1957 yılının Eylül ayında, Ural Dağları’ndaki Kiştim yakınlarında bir nükleer yakıt tesisinde patlama oldu. Bilinmeyen tutulan Mayak isimli tesisten yükselen radyoaktif bulut, yüzlerce kilometrelik bir yere yayıldı.
Patlama sonrasında 250 bin kişi etkilendi, birtakım nahiyeler tahliye edildi. Nükleer tesiste hizmetli emekçilerin büyük kısmı ile etrafta yaşayan 200’den çokça insan, akut radyasyon sendromu sebebiyle hayatını kaybetti.
O devirde radyoaktif yapıları bu kadar detaylı inceleyemeyen ve data paylaşamayan kurumlar, durumun farkına varamadı. Çernobil vakasında olduğu üzere memleketler arası kamuoyu tarafından basınç altına alınamayan, tabiri caizse suçüstü yakalanamayan SSCB, adeti olduğu üzere felaketin üzerini örtmeyi ve hiç yaşanmamış üzere davranmayı seçti.
Kazanın gerçekleştiği tesis, nükleer güç değil nükleer silahlanma için üretim yapıyordu. Milletlerarası Atom Kuvveti Ajansı’na nazaran 6. raddeden bir felaket olarak gösterilen bu hadisede, soğutma sistemindeki aksaklık nedeniyle likit atık tankı havaya uçtu. 2,5 metrelik betonu yaran patlama sonrası 70-80 ton kadar radyoaktif atık açığa çıktı. SSCB, 1970’lere kadar bu kazayı gizledi.

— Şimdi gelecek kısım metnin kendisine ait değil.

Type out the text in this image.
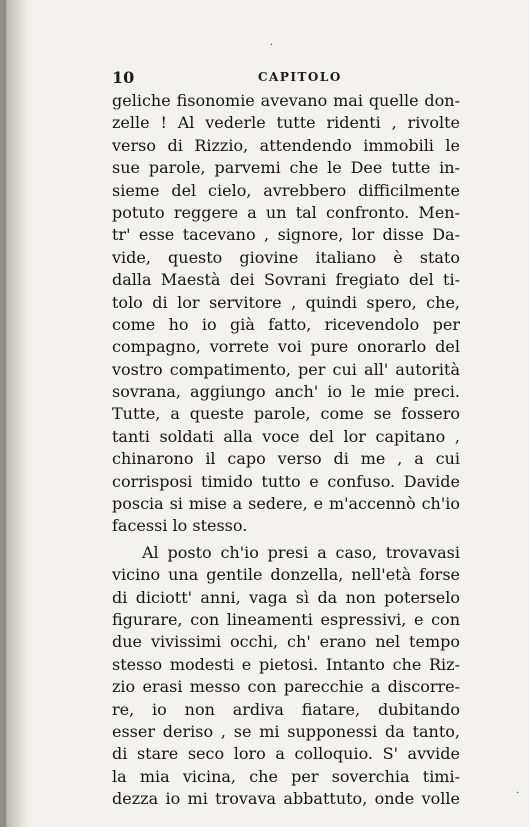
·
·
10	CAPITOLO
geliche fisonomie avevano mai quelle don-
zelle ! Al vederle tutte ridenti , rivolte
verso di Rizzio, attendendo immobili le
sue parole, parvemi che le Dee tutte in-
sieme del cielo, avrebbero difficilmente
potuto reggere a un tal confronto. Men-
tr' esse tacevano , signore, lor disse Da-
vide, questo giovine italiano è stato
dalla Maestà dei Sovrani fregiato del ti-
tolo di lor servitore , quindi spero, che,
come ho io già fatto, ricevendolo per
compagno, vorrete voi pure onorarlo del
vostro compatimento, per cui all' autorità
sovrana, aggiungo anch' io le mie preci.
Tutte, a queste parole, come se fossero
tanti soldati alla voce del lor capitano ,
chinarono il capo verso di me , a cui
corrisposi timido tutto e confuso. Davide
poscia si mise a sedere, e m'accennò ch'io
facessi lo stesso.
Al posto ch'io presi a caso, trovavasi
vicino una gentile donzella, nell'età forse
di diciott' anni, vaga sì da non poterselo
figurare, con lineamenti espressivi, e con
due vivissimi occhi, ch' erano nel tempo
stesso modesti e pietosi. Intanto che Riz-
zio erasi messo con parecchie a discorre-
re, io non ardiva fiatare, dubitando
esser deriso , se mi supponessi da tanto,
di stare seco loro a colloquio. S' avvide
la mia vicina, che per soverchia timi-
dezza io mi trovava abbattuto, onde volle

SSCB, nahiyeyi uzun yıllar boyunca ulusal park olarak yapılaşmaya ve gezintilere kapatırken, ironik formda bunun sebebini “çevreyi korumak” olarak açıklamıştı.
Hikayeyle ilgili olarak aşağıda taraf alan belgeseli izleyebilirsiniz. Felaket sonrası, zahir bir uzaklıkta bulunan yerleşim üniteleri büsbütün haritadan silindi.